Aree urbane disagiate: nei 46 Comuni premiati c'è anche Oriolo

Il Comune di Oriolo è stato inserito tra i quattro Comuni della Provincia di Cosenza beneficiari della prima tranche di finanziamenti (79milioni di euro) destinati dal Consiglio dei Ministro alla riqualificazione sociale e culturale delle aree urbane degradate. In tutto sono 46 i Comuni italiani destinatari dei finanziamenti. 

Al Comune di Oriolo, più volte colpito da eventi naturali calamitosi, sono toccati circa 600mila euro che, in base al progetto presentato e premiato, saranno utilizzati all’interno del Borgo Antico per il recupero e la valorizzazione di unità immobiliari degradate. Ieri, 13 novembre 2017, i 46 sindaci italiani convocati nella città di Brescia hanno sottoscritto la Convenzione alla presenza del Sottosegretario Maria Elena Boschi appositamente delegata dal Premier Gentiloni e del presidente della Provincia di Cosenza Franco Iacucci in rappresentanza dei 4 Comuni della Provincia, Aiello Calabro, Oriolo, San Giorgio Albanese e Rende. Si tratta, come si diceva, della prima parte dei finanziamenti che in totale ammontano a 210milioni di euro che saranno assegnati in base ad una graduatoria cosiddetta “a crescita”. Soddisfatto e riconoscente il sindaco di Oriolo Giorgio Bonamassa (nella foto) che, al pari degli altri sindaci della Provincia di Cosenza, ha firmato la Convenzione nelle mani del Sottosegretario Maria Elena Boschi e alla presenza del Presidente Iacucci. «Un giorno importante per i Comuni del nostro Ente e per la nostra Provincia - ha avuto modo di dire il Presidente Iacucci subito dopo la firma», entusiasta di un riconoscimento ottenuto per le quattro comunità da lui rappresentate nella città lombarda insieme ai rispettivi sindaci in fascia tricolore.
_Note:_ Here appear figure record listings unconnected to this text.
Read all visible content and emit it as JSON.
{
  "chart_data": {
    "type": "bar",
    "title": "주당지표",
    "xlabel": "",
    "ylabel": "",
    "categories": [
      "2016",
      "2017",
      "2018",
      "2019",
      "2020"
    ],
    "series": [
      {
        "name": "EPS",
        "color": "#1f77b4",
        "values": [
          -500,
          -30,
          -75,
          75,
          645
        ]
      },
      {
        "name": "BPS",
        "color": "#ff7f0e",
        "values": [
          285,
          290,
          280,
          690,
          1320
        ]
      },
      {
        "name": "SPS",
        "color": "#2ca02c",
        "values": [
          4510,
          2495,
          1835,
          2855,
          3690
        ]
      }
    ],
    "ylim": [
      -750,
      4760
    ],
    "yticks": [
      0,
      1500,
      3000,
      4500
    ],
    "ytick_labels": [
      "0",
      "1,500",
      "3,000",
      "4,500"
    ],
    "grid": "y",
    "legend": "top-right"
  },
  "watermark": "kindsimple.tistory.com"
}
Il Piano, incardinato presso il Dipartimento Pari Opportunità e previsto nei “Mille-Giorni”, prevede uno stanziamento di risorse destinato ai Comuni. «che, - come ha aggiunto il presidente Iacucci dopo aver incontrato il Sottosegretario Boschi - rappresentano la spina dorsale del Paese ed una propria identità culturale da valorizzare e proteggere».